During my first weekend I spent Saturday slowly roaming through the National Archives, marveling at the course of history providentially chosen (or randomly depending on one’s world view) to produce the nation we compose today. For those who have yet to experience viewing the founding documents allow me to set the scene: the room one enters is dimly lit and cavernous in scope. Magna Carta greets you as a document that has escaped the grasp of time’s deterioration, and rests as an inspiration to those three pillars proceeding. You move timely to enter line for a large gate blocks the entrance to the three altars, with numerous citizens eagerly await a glimpse of history. Upon admittance by security the floodgates are opened and everyone moves in their direction of choice, with the Declaration of Independence on the left, the Constitution center, and the Bill of Rights to the right, all directions are equal. Two large murals, one representative of the Declarations acceptance with dark clouds ominously announcing trying times ahead, and the other of our Constitution’s signing, timelessly observe the fruits of a transcendent cause. It is remarkable to witness with my own eyes the documents that announced to the world that not only would we no longer be subject to tyranny, but that we guard the product with the founding of a new government protective of it’s citizens rights. Truly something to keep in perspective!
After a few more hours lingering through the public vault I emerged on the DC sidewalk with no particular destination in mind. Yet, I found myself pulled along the National Mall to the central obelisk of our nation, the Washington Monument. Cast against the backdrop of overcast clouds the monument was stunning. In my minds eye I began to conceive of it as an ethereal lighting rod, capturing the energy that fires our nation and transferring it into the very soil.
Compounding on these sights, I also had the good fortune to attend a performance of 1776 at Ford’s Theatre just this past Saturday. I’ve always been a fan of the movie, and in the flesh it’s even more enjoyable. Though a farcical account of the events preceding the development and eventual adoption of the Declaration of Independence, it’s still a visceral reminder of what times must have been like for the men and women living during that period. The most moving of the pieces, “Momma Look Sharp” (here’s a Youtube version that’s pretty good, but not quite as moving as in person: http://www.youtube.com/watch?v=XlwlMuSGMqU), brings to heart the costs incurred for our country’s birth and the constant sacrifice required in safeguarding. I don’t believe I could have chosen a more suitable place to witness such a performance than the intimate and historical Ford’s Theatre. Everyone should attend a performance here when visiting DC!
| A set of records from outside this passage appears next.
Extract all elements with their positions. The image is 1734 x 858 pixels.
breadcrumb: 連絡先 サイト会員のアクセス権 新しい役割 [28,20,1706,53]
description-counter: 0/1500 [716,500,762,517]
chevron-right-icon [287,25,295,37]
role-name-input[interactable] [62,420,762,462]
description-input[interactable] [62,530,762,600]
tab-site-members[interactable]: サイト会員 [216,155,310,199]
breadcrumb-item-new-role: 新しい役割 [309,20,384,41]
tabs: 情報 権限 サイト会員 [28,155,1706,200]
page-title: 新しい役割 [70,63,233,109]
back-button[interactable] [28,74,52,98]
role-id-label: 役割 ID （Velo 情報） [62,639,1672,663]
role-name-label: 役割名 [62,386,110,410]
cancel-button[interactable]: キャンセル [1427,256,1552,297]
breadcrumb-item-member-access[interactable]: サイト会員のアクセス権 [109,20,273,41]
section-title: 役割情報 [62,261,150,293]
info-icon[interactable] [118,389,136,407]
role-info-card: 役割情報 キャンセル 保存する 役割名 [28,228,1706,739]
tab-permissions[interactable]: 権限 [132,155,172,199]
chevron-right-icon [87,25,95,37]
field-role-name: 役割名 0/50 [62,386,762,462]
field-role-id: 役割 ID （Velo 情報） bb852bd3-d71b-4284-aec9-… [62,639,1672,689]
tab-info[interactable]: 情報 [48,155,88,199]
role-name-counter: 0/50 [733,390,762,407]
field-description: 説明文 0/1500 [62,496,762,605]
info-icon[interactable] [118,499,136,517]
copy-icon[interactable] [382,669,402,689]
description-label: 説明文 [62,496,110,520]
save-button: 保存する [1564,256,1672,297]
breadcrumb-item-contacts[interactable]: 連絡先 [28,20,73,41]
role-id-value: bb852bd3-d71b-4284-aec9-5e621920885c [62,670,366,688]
The opportunity to participate in this externship has been a profound event. Not only have I been provided the time to experience all that’s mentioned above, but I’ve actively participated in a process that countless humans over the course of history, and even now, have been denied. Never before has it occurred to me how special is the right to dissent or inform those who make decisions without fear of recompense. It’s something we have been taught and observe on a daily basis, but perhaps it’s not an element we consciously identify. So when I sat down and contemplated the words you now read, and reflected on the past two weeks, my hopes were to arouse and bring attention to how powerful each of you are, with a heart to be heard and a mind to give it voice. In all issues, whether they are veterinary related or not, lend your individuality and perspectives to the national dialogue. Be sound in mind and judgment to the problems of our day, and write, call, or visit your representative. I promise, you have more to give than you realize!